June 13, 2011 / by emptywheel

 

FBI Aspires to Be the Stasi

Charlie Savage describes changes the FBI is making to its Domestic Investigations and Operations Guide. On its face, the changes he describes are downright bad. The changes allow FBI agents to:

  • Make a database “assessment” search of a group or person “proactively” without making a record of that search
  • Tail people during a “proactive” assessment more than once
  • Search a potential informant’s trash to gather information to use to force the informant to snitch for the government
  • Attend up to five meetings of a group undercover
  • Eliminate extra supervision of investigations of politicians or journalists if they are witnesses, not suspects, in the investigation
  • Eliminate such protection altogether for “low-profile” blogs

These new rules allow all sorts of fishing expeditions of people based on nothing more than a lead. Moreover, it would make it easy for the FBI to surveil targets with almost no evidence against them until they could be trumped up on some crime.

To some degree they feel like an effort to clean up past illegal activity (as the FBI did with its exigent letters program).

But consider how much worse these guidelines are in consideration of what else we know, or suspect.

We suspect, after all, that our government collects generalized databases of geolocation using Section 215. Since that information need only be “relevant” to a foreign intelligence investigation, it may well include records on all of us.

These new rules would allow the FBI to search such a database without recording that search. Aside from the obvious invitation for abuse–some agent wondering whether his girlfriend was hanging out with his best friend–it also eliminates the evidence that the FBI used such a controversial technique as geolocation as the premise for further investigation. It makes it easier for the FBI to investigate someone because of nothing more than who they know.
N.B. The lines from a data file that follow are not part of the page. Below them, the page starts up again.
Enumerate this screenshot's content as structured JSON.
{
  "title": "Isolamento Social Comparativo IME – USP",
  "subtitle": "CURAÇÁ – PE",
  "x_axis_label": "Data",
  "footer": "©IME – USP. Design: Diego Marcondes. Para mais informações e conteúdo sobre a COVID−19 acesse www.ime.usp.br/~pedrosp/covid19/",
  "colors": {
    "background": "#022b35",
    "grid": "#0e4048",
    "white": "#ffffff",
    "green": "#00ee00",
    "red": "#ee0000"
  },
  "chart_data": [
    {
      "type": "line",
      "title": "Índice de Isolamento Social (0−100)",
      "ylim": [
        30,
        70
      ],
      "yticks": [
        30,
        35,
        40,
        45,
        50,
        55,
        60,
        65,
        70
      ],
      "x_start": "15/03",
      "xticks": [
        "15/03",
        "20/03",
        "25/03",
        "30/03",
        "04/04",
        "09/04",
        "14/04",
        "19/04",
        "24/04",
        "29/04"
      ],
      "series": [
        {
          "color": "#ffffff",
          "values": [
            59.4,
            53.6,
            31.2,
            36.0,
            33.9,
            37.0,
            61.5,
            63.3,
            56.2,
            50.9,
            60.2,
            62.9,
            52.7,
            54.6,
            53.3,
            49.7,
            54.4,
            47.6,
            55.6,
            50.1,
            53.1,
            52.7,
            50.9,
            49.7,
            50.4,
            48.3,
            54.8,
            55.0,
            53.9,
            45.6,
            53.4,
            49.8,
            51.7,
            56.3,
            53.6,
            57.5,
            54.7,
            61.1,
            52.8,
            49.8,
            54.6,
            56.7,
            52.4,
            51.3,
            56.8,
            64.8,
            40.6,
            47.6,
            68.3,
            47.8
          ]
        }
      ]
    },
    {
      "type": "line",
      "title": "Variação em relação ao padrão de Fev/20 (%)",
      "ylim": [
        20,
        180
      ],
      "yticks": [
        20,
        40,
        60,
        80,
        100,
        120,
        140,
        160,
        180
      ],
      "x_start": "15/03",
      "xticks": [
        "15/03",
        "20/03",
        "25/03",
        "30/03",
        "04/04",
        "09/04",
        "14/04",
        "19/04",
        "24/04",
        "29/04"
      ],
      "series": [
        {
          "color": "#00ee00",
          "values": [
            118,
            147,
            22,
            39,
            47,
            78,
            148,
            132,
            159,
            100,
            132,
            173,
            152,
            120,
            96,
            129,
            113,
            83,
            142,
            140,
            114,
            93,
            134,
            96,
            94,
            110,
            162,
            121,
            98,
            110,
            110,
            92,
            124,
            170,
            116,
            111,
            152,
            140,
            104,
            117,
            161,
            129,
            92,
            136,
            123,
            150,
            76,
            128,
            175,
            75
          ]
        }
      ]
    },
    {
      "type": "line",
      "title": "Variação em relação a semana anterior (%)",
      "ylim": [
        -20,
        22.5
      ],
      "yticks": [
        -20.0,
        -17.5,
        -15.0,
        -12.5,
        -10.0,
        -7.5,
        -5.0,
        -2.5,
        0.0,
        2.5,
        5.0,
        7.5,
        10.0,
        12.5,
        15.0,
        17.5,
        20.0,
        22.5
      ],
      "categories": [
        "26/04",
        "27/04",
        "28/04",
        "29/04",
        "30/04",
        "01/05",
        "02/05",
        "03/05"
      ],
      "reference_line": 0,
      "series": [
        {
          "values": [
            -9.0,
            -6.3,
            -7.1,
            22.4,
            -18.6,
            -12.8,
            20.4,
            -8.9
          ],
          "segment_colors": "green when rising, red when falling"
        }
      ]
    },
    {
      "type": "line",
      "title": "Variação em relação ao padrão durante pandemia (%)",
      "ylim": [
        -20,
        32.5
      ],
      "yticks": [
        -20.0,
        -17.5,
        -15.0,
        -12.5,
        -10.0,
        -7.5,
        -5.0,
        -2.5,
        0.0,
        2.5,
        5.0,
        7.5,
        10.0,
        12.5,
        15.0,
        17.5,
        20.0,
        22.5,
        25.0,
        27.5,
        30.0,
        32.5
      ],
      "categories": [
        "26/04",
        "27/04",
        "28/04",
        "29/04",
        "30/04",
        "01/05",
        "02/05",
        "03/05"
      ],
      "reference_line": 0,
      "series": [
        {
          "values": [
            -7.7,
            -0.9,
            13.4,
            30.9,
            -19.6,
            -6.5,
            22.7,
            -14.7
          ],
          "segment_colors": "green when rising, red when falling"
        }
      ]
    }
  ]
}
Then there’s the new rules allowing the FBI to conduct investigations of what a journalist “witnessed” without supervision. Remember that after the FBI decided James Risen had “witnessed” a leak of classified information, they collected his business records and emails, collecting much of the evidence they needed to indict Jeff Sterling. This rule would seem to virtually eliminate any real protection for journalists’ sources.

Finally, there’s the invitation to snoop through a potential informant’s trash. As I have pointed out, as far back as 2002, the government explicitly described using FISA to collect information, even on potentially unrelated crimes like rape, on potential informants so they could blackmail them into serving as snitches. Taken together, these rules would allow the FBI to search through existing databases (potentially including telecommunications metadata showing who a person communicated with and hung out with, as well as some financial information) to find potential snitches. The agent could search those databases with no apparent limits or record. And then the agent could sift through the potential informant’s trash to get the evidence to blackmail him to become an informant.

These rules seem ripe to snare a bunch of totally innocent people in the FBI’s investigative web. And even if it doesn’t, it may well serve to increase the paranoia of average people.